ReplyDeleteAs I now understand it (and at the risk of being pedantic) this is not referring to a breakup of the province of Central Africa. Rather, just as the Episcopal Church is comprised of several provinces, so too would Central Africa.
A very tangled web, indeed. Based on my time in Tanzania, Kenya, the Sudan, and even in the Yemen, I wonder what role tribal politics is playing beneath the surface. Tanzania and Kenya were one party states for quite a while, partially for fear that should a multi-party state be allowed, everything would split on tribal lines.
ReplyDeleteAnd we thought church politics were bad enough!
Paul Colbert
this is mere politics.
ReplyDeleteMunonga has to be challenged for his murderous support of Mugabe and his policies.
This is nuthin' but that province making sure that either they are not held responsible for Kunonga's crimes or they come up with yet another self serving, manipulative province's primate in their global circus of superstition.
Ah, the bishop knows of other bishops who are "dabbling in homosexuality" (whatever that means).
ReplyDeleteSuuuure, and I've got a list of 57 Communists working in the State Department.
HUW
ReplyDeleteWell, it won't be the first time. Quite a bit of that went out during the McCarthy era and beyond. Within the last decade, it has not been unusual in some places (Uganda, Zibabwe, Malaysia, et al.) to denounce political opponent as a homosexual and possibly arrest him on trumped up charges of sodomy.
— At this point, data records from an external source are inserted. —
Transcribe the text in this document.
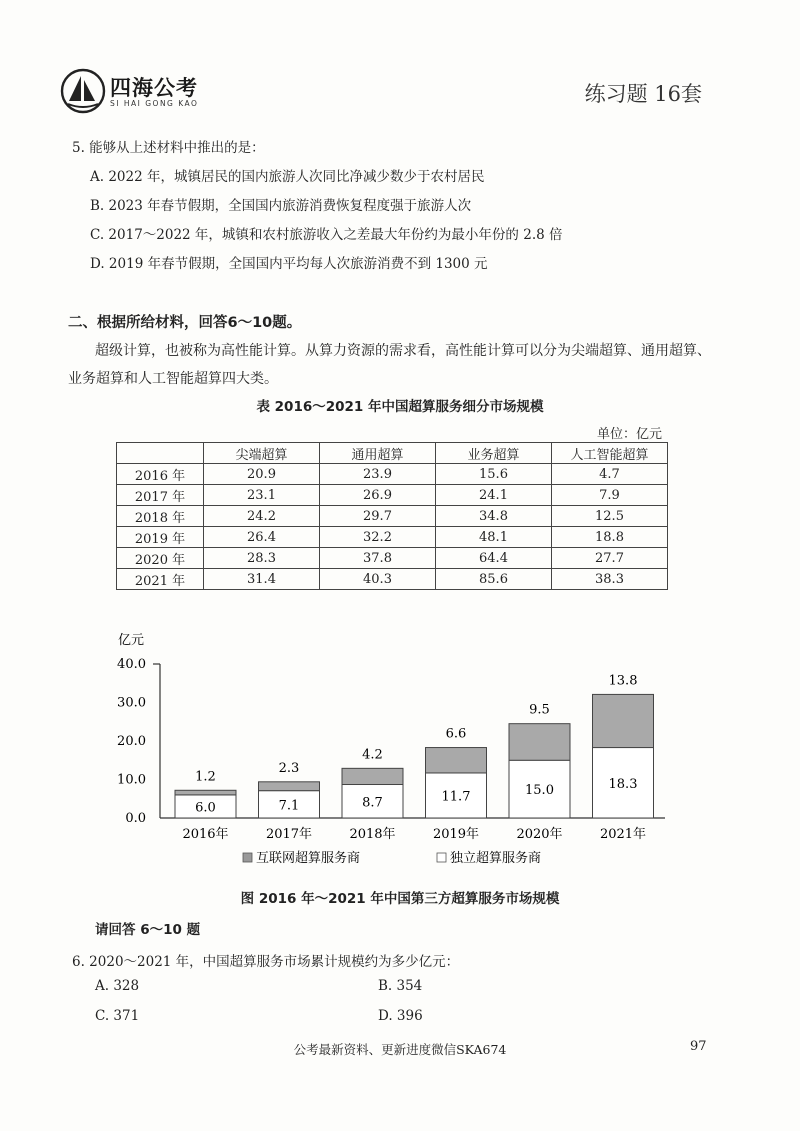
四海公考
SI HAI GONG KAO	练习题 16套
5. 能够从上述材料中推出的是：
A. 2022 年，城镇居民的国内旅游人次同比净减少数少于农村居民
B. 2023 年春节假期，全国国内旅游消费恢复程度强于旅游人次
C. 2017～2022 年，城镇和农村旅游收入之差最大年份约为最小年份的 2.8 倍
D. 2019 年春节假期，全国国内平均每人次旅游消费不到 1300 元
二、根据所给材料，回答6～10题。
超级计算，也被称为高性能计算。从算力资源的需求看，高性能计算可以分为尖端超算、通用超算、
业务超算和人工智能超算四大类。
表 2016～2021 年中国超算服务细分市场规模
单位：亿元
	尖端超算	通用超算	业务超算	人工智能超算
2016 年	20.9	23.9	15.6	4.7
2017 年	23.1	26.9	24.1	7.9
2018 年	24.2	29.7	34.8	12.5
2019 年	26.4	32.2	48.1	18.8
2020 年	28.3	37.8	64.4	27.7
2021 年	31.4	40.3	85.6	38.3
亿元
0.0
10.0
20.0
30.0
40.0
6.0
1.2
7.1
2.3
8.7
4.2
11.7
6.6
15.0
9.5
18.3
13.8
2016年	2017年	2018年	2019年	2020年	2021年
互联网超算服务商	独立超算服务商
图 2016 年～2021 年中国第三方超算服务市场规模
请回答 6～10 题
6. 2020～2021 年，中国超算服务市场累计规模约为多少亿元：
A. 328	B. 354
C. 371	D. 396
公考最新资料、更新进度微信SKA674	97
Of course, then there was the whole bit about the King of France (Philip the "Fair"?) using similar charges to destroy the Templars.
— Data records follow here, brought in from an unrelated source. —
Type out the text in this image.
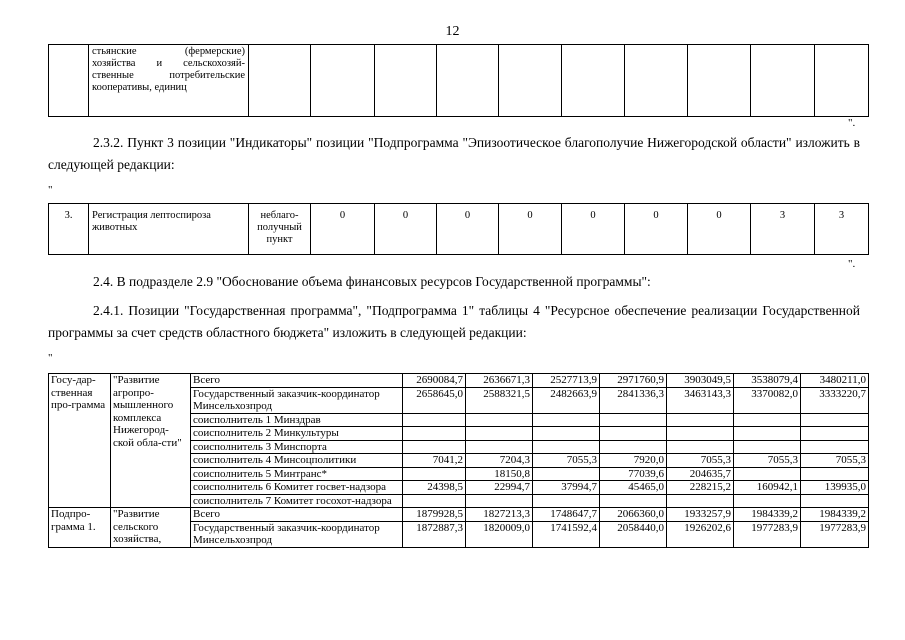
12
	стьянские (фермерские) хозяйства и сельскохозяй-ственные потребительские кооперативы, единиц										
".
2.3.2. Пункт 3 позиции "Индикаторы" позиции "Подпрограмма "Эпизоотическое благополучие Нижегородской области" изложить в следующей редакции:
"
3.	Регистрация лептоспироза животных	неблаго-получный пункт	0	0	0	0	0	0	0	3	3
".
2.4. В подразделе 2.9 "Обоснование объема финансовых ресурсов Государственной программы":
2.4.1. Позиции "Государственная программа", "Подпрограмма 1" таблицы 4 "Ресурсное обеспечение реализации Государственной программы за счет средств областного бюджета" изложить в следующей редакции:
"
Госу-дар-ственная про-грамма	"Развитие агропро-мышленного комплекса Нижегород-ской обла-сти"	Всего	2690084,7	2636671,3	2527713,9	2971760,9	3903049,5	3538079,4	3480211,0
		Государственный заказчик-координатор Минсельхозпрод	2658645,0	2588321,5	2482663,9	2841336,3	3463143,3	3370082,0	3333220,7
		соисполнитель 1 Минздрав							
		соисполнитель 2 Минкультуры							
		соисполнитель 3 Минспорта							
		соисполнитель 4 Минсоцполитики	7041,2	7204,3	7055,3	7920,0	7055,3	7055,3	7055,3
		соисполнитель 5 Минтранс*		18150,8		77039,6	204635,7		
		соисполнитель 6 Комитет госвет-надзора	24398,5	22994,7	37994,7	45465,0	228215,2	160942,1	139935,0
		соисполнитель 7 Комитет госохот-надзора							
Подпро-грамма 1.	"Развитие сельского хозяйства,	Всего	1879928,5	1827213,3	1748647,7	2066360,0	1933257,9	1984339,2	1984339,2
		Государственный заказчик-координатор Минсельхозпрод	1872887,3	1820009,0	1741592,4	2058440,0	1926202,6	1977283,9	1977283,9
Perhaps Bishop Mwamba's diocese would like to seek alternative primatial oversight from either Canada or the United States.
ReplyDeleteSometimes I feel like a broken record. I keep saying this, but it keeps passing through people's heads. But I am a faithful person, so I have hope that people have ears to hear: This is not just about church politics.
ReplyDeleteIt is about the persecution of bodies and souls of LGBT Africans, including our own beloved Anglicans.
Thus the failure, the abject and utter failure, of the collective moral voice of Anglicans to condemn this persecution and protect African Gay folk nails Christ to the cross every day.
The silence of the Archbishop of Canterbury, the Presiding Bishop of the United States, the House of Bishops, the Executive Council and all other structures of the Church deafens all human beings.
The persecution, imprisonment, torture and murder of homosexuals is one of the gravest moral crises of our time. It's right up there with AIDS, poverty, war and global warming.
Fifty years from now a General Convention will find some Gay saint to canonize and fund a study of our silence in anguish and repentance. But the persecution is now, and we do nothing.
The Evil One must be proud. He is a good Episcopalian.